Since the election, there has been even more about the issue of prayer in school on my social media feeds.

Here’s my viewpoint on this.

When I moved to Texas in my junior year of HS (January 1978), I had my first taste of prayer in school and it has left a lifelong bad taste in my mouth for any sort of public prayer.

The school used to do the prayer over the loudspeaker every day. Every day it was “in the name of Jesus”. I had never experienced this in my 17 years. We never had prayer in school in New York City. Not ever. We did salute the flag every day. But prayer? No. Never.

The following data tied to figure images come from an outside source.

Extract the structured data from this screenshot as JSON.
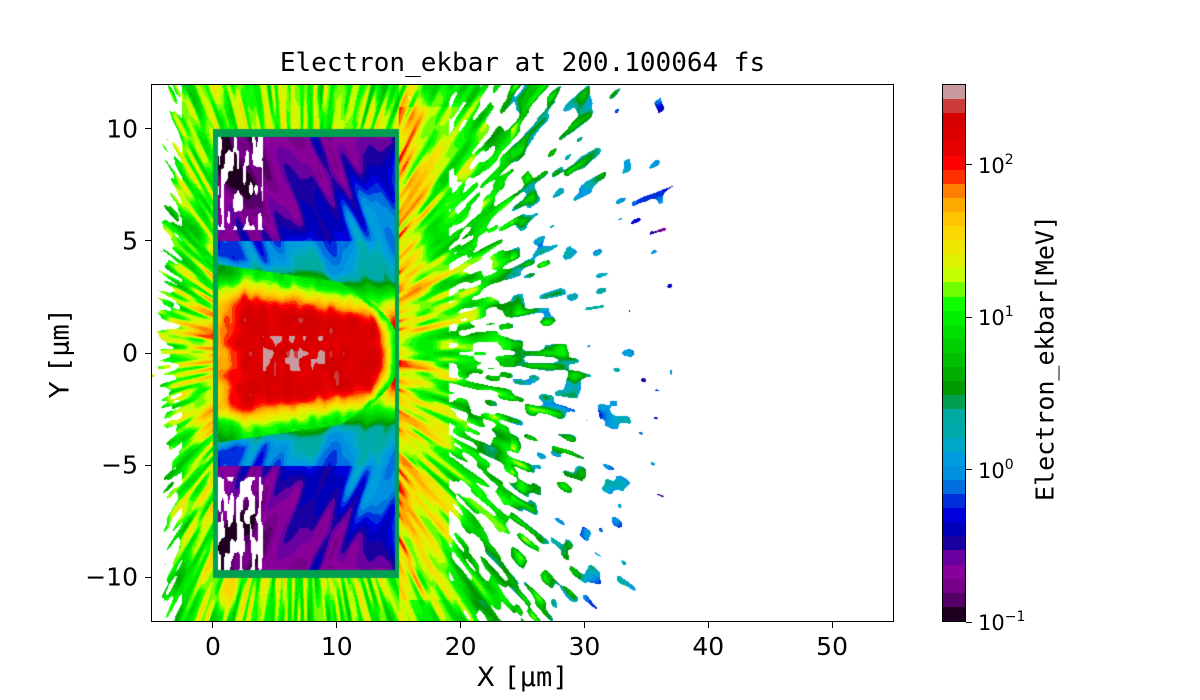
{
  "chart_data": {
    "type": "heatmap",
    "title": "Electron_ekbar at 200.100064 fs",
    "xlabel": "X",
    "xlabel_unit": "[μm]",
    "ylabel": "Y",
    "ylabel_unit": "[μm]",
    "xlim": [
      -5,
      55
    ],
    "ylim": [
      -12,
      12
    ],
    "xticks": [
      0,
      10,
      20,
      30,
      40,
      50
    ],
    "yticks": [
      -10,
      -5,
      0,
      5,
      10
    ],
    "ytick_labels": [
      "−10",
      "−5",
      "0",
      "5",
      "10"
    ],
    "target_box": {
      "x": [
        0,
        15
      ],
      "y": [
        -10,
        10
      ]
    },
    "colorbar": {
      "label": "Electron_ekbar[MeV]",
      "scale": "log",
      "range": [
        0.1,
        340
      ],
      "ticks": [
        {
          "base": "10",
          "exp": "−1",
          "log": -1
        },
        {
          "base": "10",
          "exp": "0",
          "log": 0
        },
        {
          "base": "10",
          "exp": "1",
          "log": 1
        },
        {
          "base": "10",
          "exp": "2",
          "log": 2
        }
      ],
      "colormap": "nipy_spectral",
      "band_colors": [
        "#200020",
        "#550066",
        "#770088",
        "#880099",
        "#6a00a0",
        "#1a00a0",
        "#0000bb",
        "#0000dd",
        "#0030dd",
        "#0070e0",
        "#0090e0",
        "#009ce0",
        "#00a8c8",
        "#00aaaa",
        "#00aaa0",
        "#00a050",
        "#009a00",
        "#00ae00",
        "#00c000",
        "#00d000",
        "#00e000",
        "#00f000",
        "#10ff00",
        "#6fff00",
        "#c4ff00",
        "#dff000",
        "#eee800",
        "#f8d800",
        "#ffc400",
        "#ffaa00",
        "#ff8000",
        "#ff3000",
        "#ff0000",
        "#e60000",
        "#dd0000",
        "#d40000",
        "#cc3c3c",
        "#c89a9e"
      ]
    }
  }
}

Every day in an Arlington, Texas, public high school, however, the Jewish girl that I am was subjected to a Christian prayer. Every single day I felt dirty and ashamed. I only told my mom about this for the first time last week. This was almost 40 years ago and I didn’t want to talk about it until recently.

Now when I’m asked in public meetings and events to bow my head, I don’t. (I only ever bow in Temple for those prayers that call for the bend of the knee and the bowing of the entire upper body.)

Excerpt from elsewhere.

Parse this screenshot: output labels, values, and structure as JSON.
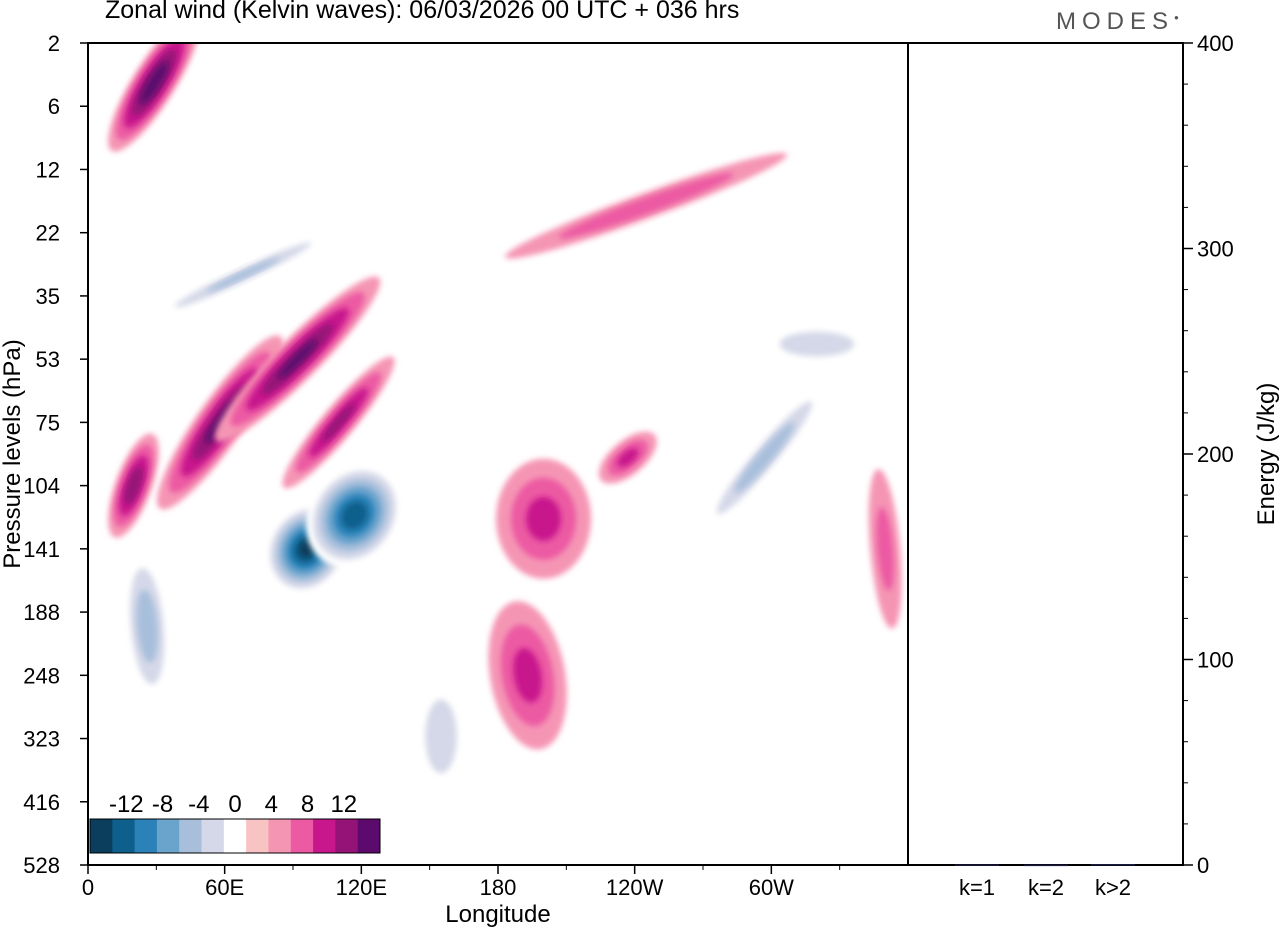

And during that public prayer, I wait for it — that “in Jesus’s name”. And I get that clench in my stomach and the tightness in my jaw because I know it’s coming. And I’m surprised on the rare occasions that it doesn’t. But that awful feeling, even as a 55 year old adult never leaves me.

Over the years I’ve tried to rationalize it. “They don’t mean to be exclusive.” “They don’t know better.” “I just ignore the ‘in Jesus’ part and remind myself that I believe in God.” Or in those instances where the leader just says “In his name” I ┬ásay to myself that it doesn’t really mean “Jesus” when they say “his” but the truth is, they are saying”in His name” and they do, indeed, mean “Jesus”.

All of my rationalizations don’t help. The lack of understanding of how that prayer is not my prayer; that I don’t want to pray in the name of Jesus. That I am sitting in a public meeting and don’t want to have to even make myself rationalize my feelings to make this situation palatable. Hey, if I was sitting in a church or a private club meeting, or someone’s private home, sure! I expect the prayer and I just sit quietly and take everyone’s hands as asked and be respectful as respectful can be.

But in a public meeting, and in the instances when I’m a member of a non-religious organization that insists on having prayer before the meeting or meal, it takes everything I have to stay quiet anymore. Because let me state this unequivocally — I am a Jew. I am not Christian. I do not believe that Jesus is God and I sure as heck don’t want to pray to Jesus. That you do is okay. It’s your religion — believe what you want to believe. Just don’t make me follow.